Geometric topology – Wild character of the codimension 1 subvarieties of the Euclidean space

This question arose from this pile trading post. I am writing a thesis on the $ s $-Cobordism and Siebenmann's work on the end obstructions. Combined, they give a quick proof of the uniqueness of the smooth structure for $ mathbb {R} ^ n $, $ n geq $ 6. Siebenmann's theorem says pretty much that for $ n geq $ 6 a contractible $ n $-collecteur $ M $ which is simply connected to infinity integrates (smoothly) inside a compact collector. Since this compact variety is contractible, by the $ s $-cobordism, it is diffeomorphic to the standard $ n $-disk $ D ^ n $ (see Minor Conferences on the $ h $-cobordisme for example). It follows that $ M = text {int} D ^ n $ is diffeomorphic to $ mathbb {R} ^ n $.

The problem is that the case $ n = $ 5 is not covered. I am aware of Stallings beautifully written On the piecewise linear structure of the Euclidean space but I'm looking for a way to deal with the $ n = $ 5 case via Siebenmann's end theorem and the good $ s $theorem of -cobordism (see link to the question mse). This brings me to the next question, which is interesting in itself

Since codimension 1 is well integrated and smooth $ S subset mathbb {R} ^ {n + 1} $, is there a diffeomorphism auto $ mathbb {R} ^ {n + 1} rightarrow mathbb {R} ^ {n + 1} $ who wears $ S $ in a region limited to one dimension $ mathbb {R} ^ n times (-1, 1) $ ?

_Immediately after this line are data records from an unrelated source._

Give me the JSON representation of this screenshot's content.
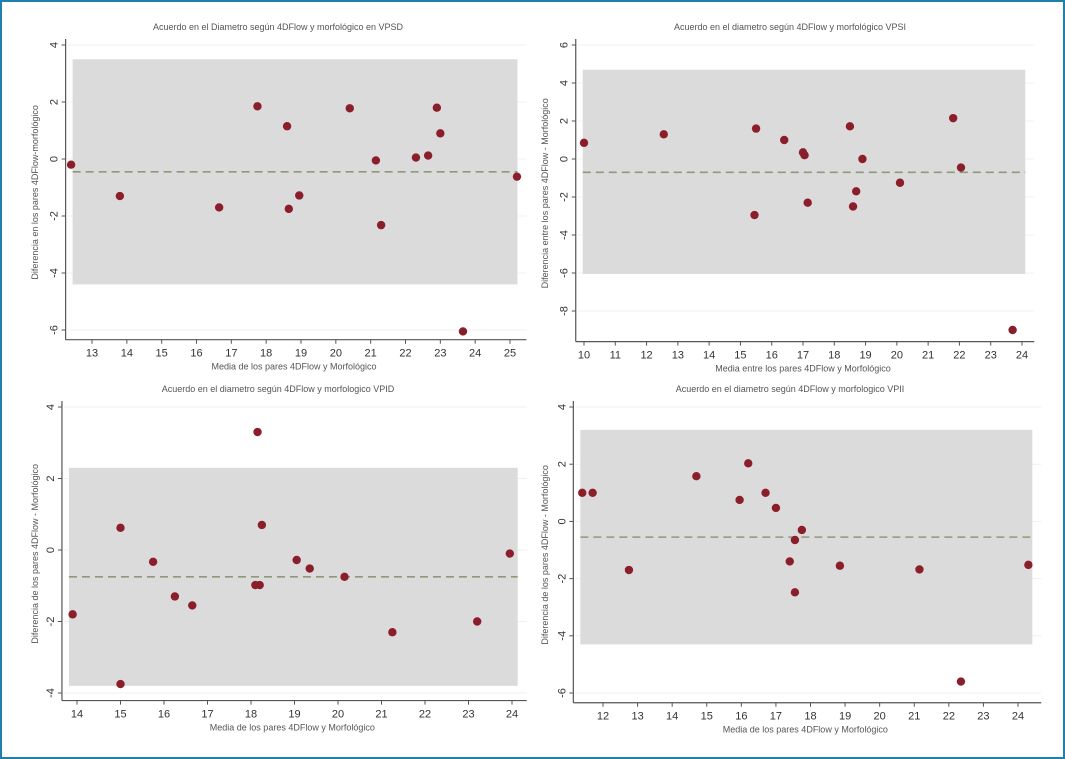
{
  "colors": {
    "point": "#8b1e2b",
    "band": "#dcdbdc",
    "mean_line": "#8c9a7a",
    "axis": "#555555",
    "border": "#1f7fae"
  },
  "chart_data": [
    {
      "type": "scatter",
      "title": "Acuerdo en el Diametro según 4DFlow y morfológico en VPSD",
      "xlabel": "Media de los pares 4DFlow y Morfológico",
      "ylabel": "Diferencia en los pares 4DFlow-morfológico",
      "xlim": [
        12.3,
        25.3
      ],
      "ylim": [
        -6.2,
        4.0
      ],
      "xticks": [
        13,
        14,
        15,
        16,
        17,
        18,
        19,
        20,
        21,
        22,
        23,
        24,
        25
      ],
      "yticks": [
        4,
        2,
        0,
        -2,
        -4,
        -6
      ],
      "limits_of_agreement": {
        "upper": 3.5,
        "lower": -4.4
      },
      "mean_difference": -0.45,
      "points": [
        [
          12.4,
          -0.2
        ],
        [
          13.8,
          -1.3
        ],
        [
          16.65,
          -1.7
        ],
        [
          17.75,
          1.85
        ],
        [
          18.6,
          1.15
        ],
        [
          18.65,
          -1.75
        ],
        [
          18.95,
          -1.28
        ],
        [
          20.4,
          1.78
        ],
        [
          21.15,
          -0.05
        ],
        [
          21.3,
          -2.32
        ],
        [
          22.3,
          0.05
        ],
        [
          22.65,
          0.12
        ],
        [
          22.9,
          1.8
        ],
        [
          23.0,
          0.9
        ],
        [
          23.65,
          -6.05
        ],
        [
          25.2,
          -0.62
        ]
      ]
    },
    {
      "type": "scatter",
      "title": "Acuerdo en el diametro según 4DFlow y morfológico VPSI",
      "xlabel": "Media entre los pares 4DFlow y Morfológico",
      "ylabel": "Diferencia entre los pares 4DFlow - Morfológico",
      "xlim": [
        9.8,
        24.2
      ],
      "ylim": [
        -9.4,
        6.0
      ],
      "xticks": [
        10,
        11,
        12,
        13,
        14,
        15,
        16,
        17,
        18,
        19,
        20,
        21,
        22,
        23,
        24
      ],
      "yticks": [
        6,
        4,
        2,
        0,
        -2,
        -4,
        -6,
        -8
      ],
      "limits_of_agreement": {
        "upper": 4.7,
        "lower": -6.05
      },
      "mean_difference": -0.7,
      "points": [
        [
          10.0,
          0.85
        ],
        [
          12.55,
          1.3
        ],
        [
          15.5,
          1.6
        ],
        [
          15.45,
          -2.95
        ],
        [
          16.4,
          1.0
        ],
        [
          17.0,
          0.35
        ],
        [
          17.05,
          0.2
        ],
        [
          17.15,
          -2.3
        ],
        [
          18.5,
          1.72
        ],
        [
          18.6,
          -2.5
        ],
        [
          18.7,
          -1.7
        ],
        [
          18.9,
          0.0
        ],
        [
          20.1,
          -1.25
        ],
        [
          21.8,
          2.15
        ],
        [
          22.05,
          -0.45
        ],
        [
          23.7,
          -9.0
        ]
      ]
    },
    {
      "type": "scatter",
      "title": "Acuerdo en el diametro según 4DFlow y morfologico VPID",
      "xlabel": "Media de los pares 4DFlow y Morfológico",
      "ylabel": "Diferencia de los pares 4DFlow - Morfológico",
      "xlim": [
        13.7,
        24.2
      ],
      "ylim": [
        -4.1,
        4.0
      ],
      "xticks": [
        14,
        15,
        16,
        17,
        18,
        19,
        20,
        21,
        22,
        23,
        24
      ],
      "yticks": [
        4,
        2,
        0,
        -2,
        -4
      ],
      "limits_of_agreement": {
        "upper": 2.3,
        "lower": -3.8
      },
      "mean_difference": -0.75,
      "points": [
        [
          13.9,
          -1.8
        ],
        [
          15.0,
          0.62
        ],
        [
          15.0,
          -3.75
        ],
        [
          15.75,
          -0.33
        ],
        [
          16.25,
          -1.3
        ],
        [
          16.65,
          -1.55
        ],
        [
          18.1,
          -0.98
        ],
        [
          18.2,
          -0.98
        ],
        [
          18.15,
          3.3
        ],
        [
          18.25,
          0.7
        ],
        [
          19.05,
          -0.28
        ],
        [
          19.35,
          -0.52
        ],
        [
          20.15,
          -0.75
        ],
        [
          21.25,
          -2.3
        ],
        [
          23.2,
          -2.0
        ],
        [
          23.95,
          -0.1
        ]
      ]
    },
    {
      "type": "scatter",
      "title": "Acuerdo en el diametro según 4DFlow y morfologico VPII",
      "xlabel": "Media de los pares 4DFlow y Morfológico",
      "ylabel": "Diferencia de los pares 4DFlow - Morfológico",
      "xlim": [
        11.2,
        24.5
      ],
      "ylim": [
        -6.2,
        4.0
      ],
      "xticks": [
        12,
        13,
        14,
        15,
        16,
        17,
        18,
        19,
        20,
        21,
        22,
        23,
        24
      ],
      "yticks": [
        4,
        2,
        0,
        -2,
        -4,
        -6
      ],
      "limits_of_agreement": {
        "upper": 3.2,
        "lower": -4.3
      },
      "mean_difference": -0.55,
      "points": [
        [
          11.4,
          1.0
        ],
        [
          11.7,
          1.0
        ],
        [
          12.75,
          -1.7
        ],
        [
          14.7,
          1.58
        ],
        [
          15.95,
          0.75
        ],
        [
          16.2,
          2.03
        ],
        [
          16.7,
          1.0
        ],
        [
          17.0,
          0.47
        ],
        [
          17.4,
          -1.4
        ],
        [
          17.55,
          -2.48
        ],
        [
          17.55,
          -0.65
        ],
        [
          17.75,
          -0.3
        ],
        [
          18.85,
          -1.55
        ],
        [
          21.15,
          -1.68
        ],
        [
          22.35,
          -5.6
        ],
        [
          24.3,
          -1.52
        ]
      ]
    }
  ]
}
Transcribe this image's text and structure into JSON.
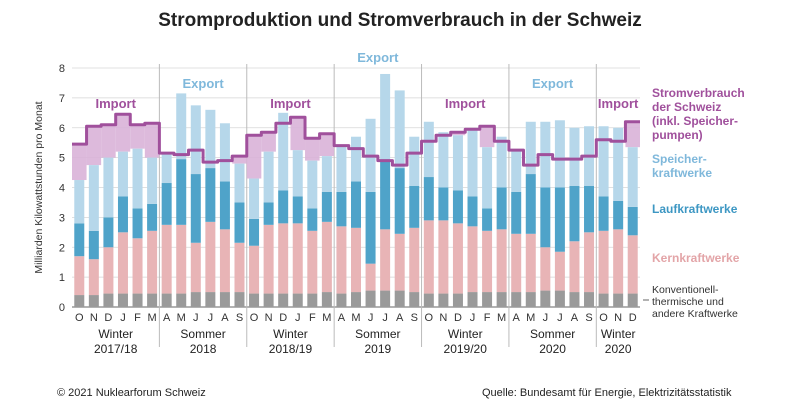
{
  "title": "Stromproduktion und Stromverbrauch in der Schweiz",
  "footer": {
    "copyright": "© 2021 Nuklearforum Schweiz",
    "source": "Quelle: Bundesamt für Energie, Elektrizitätsstatistik"
  },
  "chart_data": {
    "type": "bar",
    "stacked": true,
    "ylabel": "Milliarden Kilowattstunden pro Monat",
    "ylim": [
      0,
      8
    ],
    "yticks": [
      0,
      1,
      2,
      3,
      4,
      5,
      6,
      7,
      8
    ],
    "grid": true,
    "categories": [
      "O",
      "N",
      "D",
      "J",
      "F",
      "M",
      "A",
      "M",
      "J",
      "J",
      "A",
      "S",
      "O",
      "N",
      "D",
      "J",
      "F",
      "M",
      "A",
      "M",
      "J",
      "J",
      "A",
      "S",
      "O",
      "N",
      "D",
      "J",
      "F",
      "M",
      "A",
      "M",
      "J",
      "J",
      "A",
      "S",
      "O",
      "N",
      "D"
    ],
    "season_groups": [
      {
        "label": "Winter",
        "sublabel": "2017/18",
        "months": 6
      },
      {
        "label": "Sommer",
        "sublabel": "2018",
        "months": 6
      },
      {
        "label": "Winter",
        "sublabel": "2018/19",
        "months": 6
      },
      {
        "label": "Sommer",
        "sublabel": "2019",
        "months": 6
      },
      {
        "label": "Winter",
        "sublabel": "2019/20",
        "months": 6
      },
      {
        "label": "Sommer",
        "sublabel": "2020",
        "months": 6
      },
      {
        "label": "Winter",
        "sublabel": "2020",
        "months": 3
      }
    ],
    "series": [
      {
        "name": "Konventionell-thermische und andere Kraftwerke",
        "color": "#9a9a9a",
        "values": [
          0.4,
          0.4,
          0.45,
          0.45,
          0.45,
          0.45,
          0.45,
          0.45,
          0.5,
          0.5,
          0.5,
          0.5,
          0.45,
          0.45,
          0.45,
          0.45,
          0.45,
          0.5,
          0.45,
          0.5,
          0.55,
          0.55,
          0.55,
          0.5,
          0.45,
          0.45,
          0.45,
          0.5,
          0.5,
          0.5,
          0.5,
          0.5,
          0.55,
          0.55,
          0.5,
          0.5,
          0.45,
          0.45,
          0.45
        ]
      },
      {
        "name": "Kernkraftwerke",
        "color": "#e8b4b6",
        "values": [
          1.3,
          1.2,
          1.55,
          2.05,
          1.85,
          2.1,
          2.3,
          2.3,
          1.65,
          2.35,
          2.1,
          1.65,
          1.6,
          2.3,
          2.35,
          2.35,
          2.1,
          2.35,
          2.25,
          2.15,
          0.9,
          2.05,
          1.9,
          2.15,
          2.45,
          2.45,
          2.35,
          2.2,
          2.05,
          2.1,
          1.95,
          1.95,
          1.45,
          1.3,
          1.7,
          2.0,
          2.1,
          2.15,
          1.95
        ]
      },
      {
        "name": "Laufkraftwerke",
        "color": "#4fa3c9",
        "values": [
          1.1,
          0.95,
          1.0,
          1.2,
          1.0,
          0.9,
          1.4,
          2.2,
          2.3,
          1.8,
          1.6,
          1.35,
          0.9,
          0.75,
          1.1,
          0.9,
          0.75,
          1.0,
          1.15,
          1.55,
          2.4,
          2.3,
          2.2,
          1.4,
          1.45,
          1.1,
          1.1,
          1.0,
          0.75,
          1.4,
          1.4,
          2.0,
          2.0,
          2.15,
          1.85,
          1.55,
          1.15,
          0.95,
          0.95
        ]
      },
      {
        "name": "Speicherkraftwerke",
        "color": "#b6d7ea",
        "values": [
          1.45,
          2.2,
          2.0,
          1.5,
          2.0,
          1.55,
          1.0,
          2.2,
          2.3,
          1.95,
          1.95,
          1.3,
          1.35,
          1.7,
          2.6,
          1.55,
          1.6,
          1.2,
          1.55,
          1.5,
          2.45,
          2.9,
          2.6,
          1.65,
          1.85,
          1.85,
          1.85,
          2.25,
          2.05,
          1.7,
          1.4,
          1.75,
          2.2,
          2.25,
          1.95,
          2.0,
          2.35,
          2.45,
          2.0
        ]
      },
      {
        "name": "Stromverbrauch der Schweiz (inkl. Speicherpumpen)",
        "color": "#a0509c",
        "kind": "line",
        "values": [
          5.45,
          6.05,
          6.1,
          6.45,
          6.1,
          6.15,
          5.15,
          5.1,
          5.25,
          4.85,
          4.9,
          5.05,
          5.75,
          5.85,
          6.15,
          6.35,
          5.65,
          5.8,
          5.4,
          5.3,
          5.05,
          4.9,
          4.75,
          5.15,
          5.55,
          5.75,
          5.85,
          5.95,
          6.05,
          5.55,
          5.25,
          4.75,
          5.1,
          4.95,
          4.95,
          5.05,
          5.6,
          5.55,
          6.2
        ]
      }
    ],
    "labels": {
      "import": "Import",
      "export": "Export",
      "series_labels": [
        "Stromverbrauch",
        "der Schweiz",
        "(inkl. Speicher-",
        "pumpen)",
        "Speicher-",
        "kraftwerke",
        "Laufkraftwerke",
        "Kernkraftwerke",
        "Konventionell-",
        "thermische und",
        "andere Kraftwerke"
      ]
    }
  }
}
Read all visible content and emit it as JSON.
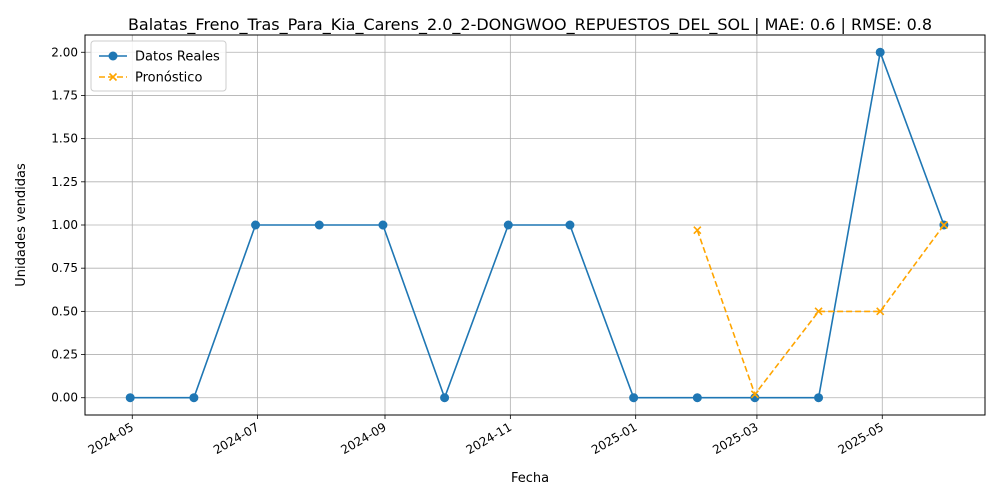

Now if $ M $ is a multiple that is homeomorphic to $ mathbb {R} ^ $ 5, the product $ M times mathbb {R} $ is homeomorphic to $ mathbb {R} ^ $ 6, and therefore also diffeomorphic. Subject to the existence of diffeomorphism in my question, we could find a diffeomorphism $ f: M times mathbb {R} rightarrow mathbb {R} ^ $ 6 that cards $ M times $ 0 in $ mathbb {R} ^ 5 times (-1, 1) $. This would produce a good $ h $-cobordism between $ M $ and $ mathbb {R} ^ $ 5 taking the area between $ f (M times 0) $ and $ mathbb {R} ^ 5 times $ 1 in $ mathbb {R} ^ 5 times mathbb {R} $. Since $ M $ is simply connected, the good $ s $-cobordism theorem applies and shows that $ M $ and $ mathbb {R} ^ $ 5 are really diffeomorphic.

Ag-algeic geometry – Calculation of the codimension of the variety defined by a system of quadratic forms

Suppose I have a $ m times n $ matrix $ L $where each entry is $ L_ {i, j} (x_1, …, x_s) $ which is a linear form on $ mathbb {C} $. Let $ mathbf {y} = (y_1, ldots, y_n) $. Consider the system of quadratic equations
$$
L. mathbf {y} = mathbf {0};
$$
it's a system of $ m $ quadratic equations and leave $ V subseteq mathbb {C} ^ {s + n} $ to be the affine variety defined by these equations. I'm interested in calculating the codimension of $ V $. Since the equations have a special form (it can be expressed as above), I thought there might be an easier way to calculate the codimension … Since I'm not really sure I would appreciate any comment on how to proceed. on the calculation of the codimension of $ V $. Thank you.

Geometry of complements to codimension 2 compacts

Let $ K subset R ^ n $ be a compact (non-empty) cover size $ n-2 $. In particular, K $ do not separate $ R ^ n $ (even locally). I will equip $ M = R ^ n-K $ with the distance function $ d $ associated with the limited flat Riemannian metric of $ R ^ n $. The metric space $ (M, d) $ is incomplete, leave $ ( bar {M}, bar {d}) $ denote its completion of Cauchy. Since the integration of identity $ (M, d) to R ^ n $ decreases the distance, it extends to a continuous map $ f: bar {M} to R ^ n $.

Question. is $ f $ injective?

Less formally: if points in $ M $ are close in the Euclidean metric, as a result they can be connected by a short path in $ M $?

Note. The answer is positive if I assume that the Hausdorff dimension of K $ is inferior to $ n-1 $.